In the AL, the MVP race will come down to Detroit Tigers third baseman Miguel Cabrera and Los Angeles Angels centerfielder Mike Trout. Mike Trout has played like a superstar despite only turning 21 in August, and leads the league in runs scored, stolen bases and Wins Above Replacement. He is a lock to win Rookie of the Year and has been the biggest reason why the Angels turned around their slow start and are now contending for the playoffs. Trout has shown off his incredible talent countless times on SportsCenter highlights, from his sensational home run robberies to his 92 percent success rate in stealing bases. Even though Cabrera has a chance to be the first player to win the Triple Crown since 1967, Mike Trout deserves to be taking home the trophy because he has been the single most valuable player in the American League.
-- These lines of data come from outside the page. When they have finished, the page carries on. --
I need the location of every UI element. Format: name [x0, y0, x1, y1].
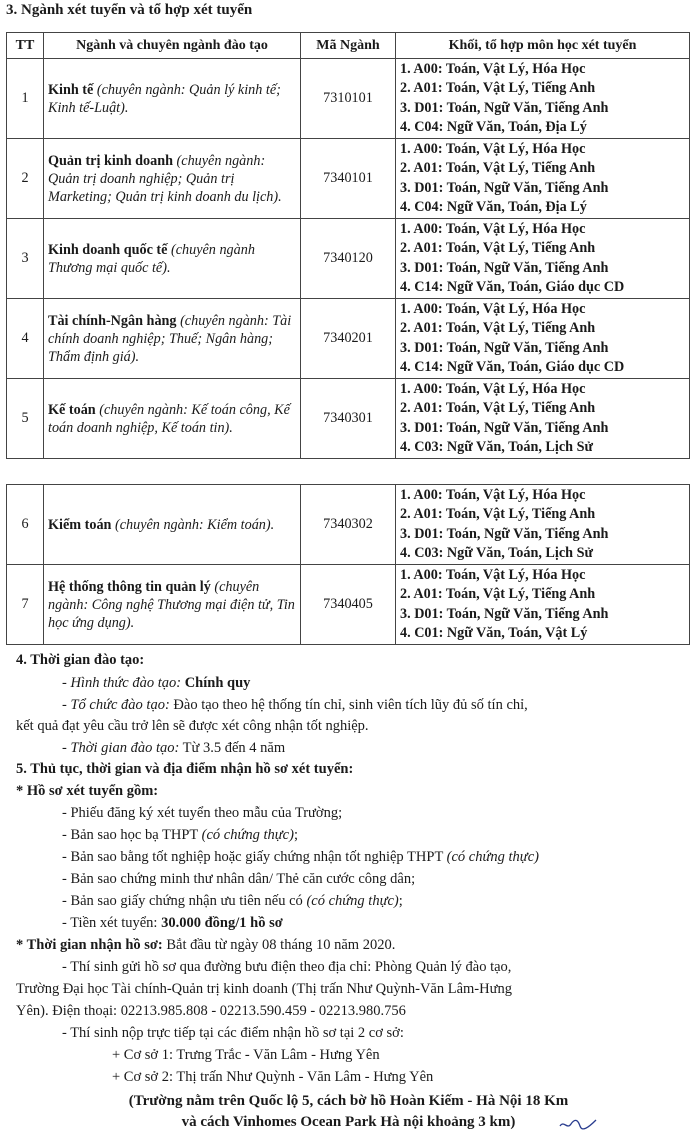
thoi-gian-value: Từ 3.5 đến 4 năm: [179, 740, 286, 756]
item-text: - Bản sao học bạ THPT: [62, 827, 202, 843]
combination-item: 4. C04: Ngữ Văn, Toán, Địa Lý: [400, 119, 587, 135]
combination-item: 3. D01: Toán, Ngữ Văn, Tiếng Anh: [400, 179, 609, 196]
major-specializations: (chuyên ngành Thương mại quốc tế).: [48, 241, 255, 276]
row-number: 2: [7, 139, 44, 219]
to-chuc-value: Đào tạo theo hệ thống tín chỉ, sinh viên tích lũy đủ số tín chỉ,: [169, 697, 528, 713]
combination-item: 2. A01: Toán, Vật Lý, Tiếng Anh: [400, 240, 596, 256]
row-number: 3: [7, 219, 44, 299]
major-name: Hệ thống thông tin quản lý: [48, 578, 211, 595]
major-specializations: (chuyên ngành: Kế toán công, Kế toán doanh nghiệp, Kế toán tin).: [48, 401, 290, 436]
major-cell: [44, 485, 301, 565]
major-cell: [44, 59, 301, 139]
to-chuc-line: [62, 697, 528, 714]
item-text: - Bản sao giấy chứng nhận ưu tiên nếu có: [62, 893, 307, 909]
thoi-gian-nhan-label: * Thời gian nhận hồ sơ:: [16, 937, 163, 953]
post-line: Yên). Điện thoại: 02213.985.808 - 02213.590.459 - 02213.980.756: [16, 1003, 406, 1019]
combinations-cell: [396, 379, 690, 459]
table-row: [7, 219, 690, 299]
major-name: Quản trị kinh doanh: [48, 152, 173, 169]
ho-so-item: [62, 915, 283, 932]
combination-item: 4. C14: Ngữ Văn, Toán, Giáo dục CD: [400, 279, 625, 295]
combinations-cell: [396, 139, 690, 219]
combination-item: 3. D01: Toán, Ngữ Văn, Tiếng Anh: [400, 259, 609, 276]
major-code: 7340120: [301, 219, 396, 299]
item-note: (có chứng thực): [446, 849, 539, 865]
combination-item: 2. A01: Toán, Vật Lý, Tiếng Anh: [400, 506, 596, 522]
combination-item: 4. C14: Ngữ Văn, Toán, Giáo dục CD: [400, 359, 625, 375]
combination-item: 1. A00: Toán, Vật Lý, Hóa Học: [400, 486, 586, 503]
direct-line: - Thí sinh nộp trực tiếp tại các điểm nhận hồ sơ tại 2 cơ sở:: [62, 1025, 404, 1041]
header-tt: TT: [7, 33, 44, 59]
row-number: 6: [7, 485, 44, 565]
combination-item: 3. D01: Toán, Ngữ Văn, Tiếng Anh: [400, 99, 609, 116]
combination-item: 1. A00: Toán, Vật Lý, Hóa Học: [400, 380, 586, 397]
table-row: [7, 299, 690, 379]
post-line: - Thí sinh gửi hồ sơ qua đường bưu điện theo địa chỉ: Phòng Quản lý đào tạo,: [62, 959, 512, 975]
to-chuc-label: - Tổ chức đào tạo:: [62, 697, 170, 713]
major-code: 7310101: [301, 59, 396, 139]
item-punct: ;: [398, 893, 403, 909]
section-3-title: 3. Ngành xét tuyển và tổ hợp xét tuyển: [6, 2, 253, 18]
table-row: [7, 59, 690, 139]
item-punct: ;: [293, 827, 298, 843]
combinations-cell: [396, 485, 690, 565]
post-line: Trường Đại học Tài chính-Quản trị kinh doanh (Thị trấn Như Quỳnh-Văn Lâm-Hưng: [16, 981, 512, 997]
major-specializations: (chuyên ngành: Quản lý kinh tế; Kinh tế-Luật).: [48, 81, 281, 116]
table-row: [7, 485, 690, 565]
header-nganh: Ngành và chuyên ngành đào tạo: [44, 33, 301, 59]
combination-item: 4. C01: Ngữ Văn, Toán, Vật Lý: [400, 625, 588, 641]
header-khoi: Khối, tổ hợp môn học xét tuyển: [396, 33, 690, 59]
major-code: 7340301: [301, 379, 396, 459]
major-name: Tài chính-Ngân hàng: [48, 312, 177, 329]
major-cell: [44, 219, 301, 299]
combination-item: 1. A00: Toán, Vật Lý, Hóa Học: [400, 300, 586, 317]
fee-value: 30.000 đồng/1 hồ sơ: [161, 915, 283, 931]
major-cell: [44, 565, 301, 645]
major-name: Kinh doanh quốc tế: [48, 241, 168, 258]
major-cell: [44, 299, 301, 379]
majors-table: [6, 32, 690, 459]
major-specializations: (chuyên ngành: Quản trị doanh nghiệp; Quản trị Marketing; Quản trị kinh doanh du lịch).: [48, 152, 282, 205]
major-code: 7340201: [301, 299, 396, 379]
table-row: [7, 139, 690, 219]
major-name: Kiểm toán: [48, 516, 112, 533]
major-specializations: (chuyên ngành: Công nghệ Thương mại điện tử, Tin học ứng dụng).: [48, 578, 295, 631]
ho-so-item: - Bản sao chứng minh thư nhân dân/ Thẻ căn cước công dân;: [62, 871, 416, 887]
combination-item: 4. C03: Ngữ Văn, Toán, Lịch Sử: [400, 545, 593, 561]
header-ma-nganh: Mã Ngành: [301, 33, 396, 59]
to-chuc-continued: kết quả đạt yêu cầu trở lên sẽ được xét công nhận tốt nghiệp.: [16, 718, 369, 734]
major-specializations: (chuyên ngành: Tài chính doanh nghiệp; Thuế; Ngân hàng; Thẩm định giá).: [48, 312, 292, 365]
row-number: 5: [7, 379, 44, 459]
combination-item: 3. D01: Toán, Ngữ Văn, Tiếng Anh: [400, 605, 609, 622]
footer-line-2: và cách Vinhomes Ocean Park Hà nội khoảng 3 km): [181, 1114, 516, 1130]
hinh-thuc-label: - Hình thức đào tạo:: [62, 675, 182, 691]
combinations-cell: [396, 219, 690, 299]
combination-item: 3. D01: Toán, Ngữ Văn, Tiếng Anh: [400, 525, 609, 542]
campus-1: + Cơ sở 1: Trưng Trắc - Văn Lâm - Hưng Yên: [112, 1047, 380, 1063]
table-row: [7, 379, 690, 459]
item-note: (có chứng thực): [201, 827, 294, 843]
combination-item: 1. A00: Toán, Vật Lý, Hóa Học: [400, 566, 586, 583]
ho-so-item: [62, 849, 539, 866]
majors-table-continued: [6, 484, 690, 645]
combination-item: 2. A01: Toán, Vật Lý, Tiếng Anh: [400, 320, 596, 336]
major-code: 7340302: [301, 485, 396, 565]
combination-item: 1. A00: Toán, Vật Lý, Hóa Học: [400, 60, 586, 77]
row-number: 1: [7, 59, 44, 139]
combination-item: 4. C03: Ngữ Văn, Toán, Lịch Sử: [400, 439, 593, 455]
combination-item: 1. A00: Toán, Vật Lý, Hóa Học: [400, 220, 586, 237]
table-row: [7, 565, 690, 645]
section-5-title: 5. Thủ tục, thời gian và địa điểm nhận hồ sơ xét tuyển:: [16, 761, 354, 777]
footer-line-1: (Trường nằm trên Quốc lộ 5, cách bờ hồ Hoàn Kiếm - Hà Nội 18 Km: [128, 1093, 569, 1109]
hinh-thuc-value: Chính quy: [181, 675, 251, 691]
ho-so-title: * Hồ sơ xét tuyển gồm:: [16, 783, 159, 799]
ho-so-item: - Phiếu đăng ký xét tuyển theo mẫu của Trường;: [62, 805, 343, 821]
major-cell: [44, 379, 301, 459]
combination-item: 2. A01: Toán, Vật Lý, Tiếng Anh: [400, 400, 596, 416]
major-name: Kế toán: [48, 401, 96, 418]
major-specializations: (chuyên ngành: Kiểm toán).: [111, 516, 275, 533]
thoi-gian-line: [62, 740, 285, 757]
major-name: Kinh tế: [48, 81, 94, 98]
major-code: 7340101: [301, 139, 396, 219]
row-number: 4: [7, 299, 44, 379]
hinh-thuc-line: [62, 675, 250, 692]
combination-item: 3. D01: Toán, Ngữ Văn, Tiếng Anh: [400, 339, 609, 356]
campus-2: + Cơ sở 2: Thị trấn Như Quỳnh - Văn Lâm - Hưng Yên: [112, 1069, 434, 1085]
combination-item: 3. D01: Toán, Ngữ Văn, Tiếng Anh: [400, 419, 609, 436]
combinations-cell: [396, 565, 690, 645]
combination-item: 2. A01: Toán, Vật Lý, Tiếng Anh: [400, 586, 596, 602]
combination-item: 2. A01: Toán, Vật Lý, Tiếng Anh: [400, 160, 596, 176]
combination-item: 2. A01: Toán, Vật Lý, Tiếng Anh: [400, 80, 596, 96]
section-4-title: 4. Thời gian đào tạo:: [16, 652, 145, 668]
thoi-gian-nhan-line: [16, 937, 395, 954]
combinations-cell: [396, 299, 690, 379]
table-header-row: [7, 33, 690, 59]
signature-mark: [558, 1114, 598, 1134]
item-note: (có chứng thực): [306, 893, 399, 909]
major-cell: [44, 139, 301, 219]
item-text: - Bản sao bằng tốt nghiệp hoặc giấy chứng nhận tốt nghiệp THPT: [62, 849, 447, 865]
combination-item: 4. C04: Ngữ Văn, Toán, Địa Lý: [400, 199, 587, 215]
major-code: 7340405: [301, 565, 396, 645]
thoi-gian-nhan-value: Bắt đầu từ ngày 08 tháng 10 năm 2020.: [162, 937, 396, 953]
thoi-gian-label: - Thời gian đào tạo:: [62, 740, 180, 756]
ho-so-item: [62, 827, 298, 844]
combination-item: 1. A00: Toán, Vật Lý, Hóa Học: [400, 140, 586, 157]
combinations-cell: [396, 59, 690, 139]
item-text: - Tiền xét tuyển:: [62, 915, 162, 931]
ho-so-item: [62, 893, 403, 910]
row-number: 7: [7, 565, 44, 645]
Meanwhile, the biggest surprise of the year has been the story of the Oakland Athletics. This Oakland team was projected by experts to lose 100 games this season. However, the A’s have shocked the country as they’re on pace to win 91 games. The A’s currently have the second wild card spot in the American League, which would put the A’s in the playoffs were the season to end today.
They play in baseball’s toughest division — sorry Red Sox fans — and have the second best team ERA in the league. Contributing to this success is Josh Reddick, of former Red Sox fame, who has so far hit 29 bombs, after hitting only ten in the three previous seasons combined. The pitching staff is made up of rookies and relative no-names from Jarrod Parker to Dan Straily, while the starting infield is made up of guys like Chris Carter and Josh Donaldson. How have the A’s stayed so hot and won so many games? Clutch hitting — they lead the league in walk-off wins — and strategic “Moneyball” (2011) management from Billy Beane and the front office.